Advanced semiconductors — particularly logic chips at the most recent process nodes and the extreme-ultraviolet lithography tools used to make them — have emerged as the defining contested resource of the decade. A small number of firms, most prominently TSMC in Taiwan and ASML in the Netherlands, sit at chokepoints no state can quickly replicate. This has turned chip supply into a matter treated by many governments as closer to nuclear materials than to ordinary trade.
Geography of the chokepoint
Taiwan's centrality to leading-edge fabrication is the most discussed feature of the landscape, with knock-on implications for cross-strait tensions that the wiki does not attempt to adjudicate.
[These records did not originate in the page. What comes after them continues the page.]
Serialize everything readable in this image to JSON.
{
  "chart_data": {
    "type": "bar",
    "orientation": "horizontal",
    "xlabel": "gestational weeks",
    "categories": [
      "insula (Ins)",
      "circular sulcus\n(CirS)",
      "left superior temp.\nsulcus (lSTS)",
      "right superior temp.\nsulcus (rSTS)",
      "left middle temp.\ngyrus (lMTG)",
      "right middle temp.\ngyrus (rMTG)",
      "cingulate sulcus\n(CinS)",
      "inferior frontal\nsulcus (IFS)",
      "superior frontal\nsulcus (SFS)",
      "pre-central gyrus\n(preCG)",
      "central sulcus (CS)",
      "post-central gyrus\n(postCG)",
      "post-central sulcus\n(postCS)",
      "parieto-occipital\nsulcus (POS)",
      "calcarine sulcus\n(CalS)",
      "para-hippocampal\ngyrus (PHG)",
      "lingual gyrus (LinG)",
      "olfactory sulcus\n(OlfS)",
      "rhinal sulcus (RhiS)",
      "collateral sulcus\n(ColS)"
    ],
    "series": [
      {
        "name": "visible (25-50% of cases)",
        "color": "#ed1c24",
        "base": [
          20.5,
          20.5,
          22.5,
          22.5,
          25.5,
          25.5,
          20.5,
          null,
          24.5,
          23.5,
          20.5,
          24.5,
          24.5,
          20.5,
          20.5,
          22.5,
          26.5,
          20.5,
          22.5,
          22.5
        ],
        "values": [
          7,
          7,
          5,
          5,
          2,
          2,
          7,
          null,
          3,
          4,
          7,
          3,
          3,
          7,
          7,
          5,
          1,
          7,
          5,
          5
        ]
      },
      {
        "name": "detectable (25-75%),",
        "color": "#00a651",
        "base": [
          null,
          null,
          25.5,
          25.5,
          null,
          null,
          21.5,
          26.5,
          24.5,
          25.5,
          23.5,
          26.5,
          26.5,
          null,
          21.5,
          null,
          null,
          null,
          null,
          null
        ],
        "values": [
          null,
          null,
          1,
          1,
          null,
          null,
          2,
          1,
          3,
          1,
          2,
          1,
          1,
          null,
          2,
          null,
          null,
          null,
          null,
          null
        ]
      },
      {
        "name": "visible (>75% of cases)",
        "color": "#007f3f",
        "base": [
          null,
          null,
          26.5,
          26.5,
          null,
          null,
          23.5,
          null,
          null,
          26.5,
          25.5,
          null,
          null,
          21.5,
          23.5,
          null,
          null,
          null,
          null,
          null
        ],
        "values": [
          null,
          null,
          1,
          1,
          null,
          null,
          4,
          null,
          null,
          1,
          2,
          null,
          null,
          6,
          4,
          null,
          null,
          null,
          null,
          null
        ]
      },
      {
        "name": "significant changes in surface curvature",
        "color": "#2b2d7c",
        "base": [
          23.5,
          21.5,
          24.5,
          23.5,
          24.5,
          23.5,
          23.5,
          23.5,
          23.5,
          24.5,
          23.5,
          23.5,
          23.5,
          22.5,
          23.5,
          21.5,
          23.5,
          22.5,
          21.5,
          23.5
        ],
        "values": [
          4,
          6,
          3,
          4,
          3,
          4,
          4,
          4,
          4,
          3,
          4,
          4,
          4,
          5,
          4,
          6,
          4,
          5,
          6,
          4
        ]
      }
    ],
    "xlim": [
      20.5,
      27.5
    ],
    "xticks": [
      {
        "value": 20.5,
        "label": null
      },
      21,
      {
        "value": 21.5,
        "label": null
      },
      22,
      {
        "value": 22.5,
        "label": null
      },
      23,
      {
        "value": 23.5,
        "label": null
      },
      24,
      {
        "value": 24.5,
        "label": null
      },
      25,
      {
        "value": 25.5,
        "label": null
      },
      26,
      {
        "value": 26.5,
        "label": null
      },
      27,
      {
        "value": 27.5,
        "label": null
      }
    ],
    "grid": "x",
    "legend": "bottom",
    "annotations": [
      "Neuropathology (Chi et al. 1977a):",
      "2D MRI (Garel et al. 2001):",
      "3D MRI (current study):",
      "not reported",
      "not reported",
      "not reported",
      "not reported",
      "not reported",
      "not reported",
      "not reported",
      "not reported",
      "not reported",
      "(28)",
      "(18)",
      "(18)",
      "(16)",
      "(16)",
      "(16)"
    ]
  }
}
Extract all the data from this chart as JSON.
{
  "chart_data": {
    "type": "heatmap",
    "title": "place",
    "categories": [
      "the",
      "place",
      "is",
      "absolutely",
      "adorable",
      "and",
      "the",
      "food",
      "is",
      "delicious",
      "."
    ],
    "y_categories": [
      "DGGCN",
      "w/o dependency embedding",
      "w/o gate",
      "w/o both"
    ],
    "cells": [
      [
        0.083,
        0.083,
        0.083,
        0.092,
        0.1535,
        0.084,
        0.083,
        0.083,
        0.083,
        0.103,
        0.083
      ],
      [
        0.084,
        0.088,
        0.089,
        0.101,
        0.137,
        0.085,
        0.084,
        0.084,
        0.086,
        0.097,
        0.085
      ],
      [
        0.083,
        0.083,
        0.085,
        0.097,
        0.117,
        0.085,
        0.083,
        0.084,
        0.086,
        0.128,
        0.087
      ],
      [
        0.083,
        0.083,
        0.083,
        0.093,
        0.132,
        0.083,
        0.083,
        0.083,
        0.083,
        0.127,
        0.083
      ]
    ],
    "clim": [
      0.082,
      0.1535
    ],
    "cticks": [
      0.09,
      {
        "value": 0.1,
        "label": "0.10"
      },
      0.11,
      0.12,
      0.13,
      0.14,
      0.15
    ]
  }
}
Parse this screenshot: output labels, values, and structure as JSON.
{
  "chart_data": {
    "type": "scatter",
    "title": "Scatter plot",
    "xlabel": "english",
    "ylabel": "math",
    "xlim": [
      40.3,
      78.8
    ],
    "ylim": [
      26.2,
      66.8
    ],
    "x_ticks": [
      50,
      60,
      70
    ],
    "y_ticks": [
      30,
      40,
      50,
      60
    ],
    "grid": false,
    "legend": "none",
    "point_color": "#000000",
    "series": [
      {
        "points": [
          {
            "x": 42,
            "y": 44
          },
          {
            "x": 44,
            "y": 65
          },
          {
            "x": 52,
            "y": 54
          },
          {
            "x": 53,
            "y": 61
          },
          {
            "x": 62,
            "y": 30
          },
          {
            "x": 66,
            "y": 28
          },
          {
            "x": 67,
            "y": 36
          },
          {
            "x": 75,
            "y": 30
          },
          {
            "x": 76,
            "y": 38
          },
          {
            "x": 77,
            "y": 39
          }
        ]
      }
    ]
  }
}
The United States responded with the CHIPS and Science Act (2022) and successive rounds of export controls restricting advanced chip and tool sales to specified jurisdictions; allied governments adopted broadly similar measures. The European Union and Japan launched their own industrial programs.
Compute as contested abundance
From the abundance perspective, chips are the physical substrate of Compute Abundance — the pillar that makes modern AI, simulation, and design-space search tractable. A world in which compute is politically rationed is a world in which other abundances (drug discovery, climate modeling, robotics) are partially rationed too. The policy debate is therefore not only about military advantage but about who gets to build what, when.
Responses and limits
Responses include on-shoring fabs (slow, expensive, and still dependent on global tool and materials supply chains), diversifying packaging and mature-node capacity, investing in alternative architectures, and — on the open side — open-source hardware and RISC-V ecosystems. None removes the chokepoint quickly; all change the shape of the graph. See Rare Earth Geopolitics for an adjacent chokepoint story and Military Innovation Crossovers for the dual-use dimension.
Open questions
Whether export controls slow rival capability development by years or merely months, whether on-shoring produces genuinely resilient supply or politically comfortable redundancy, and whether a crisis around Taiwan can be deterred by economic interdependence alone are all actively contested. Reasonable analysts disagree; the wiki flags the disagreement rather than resolving it.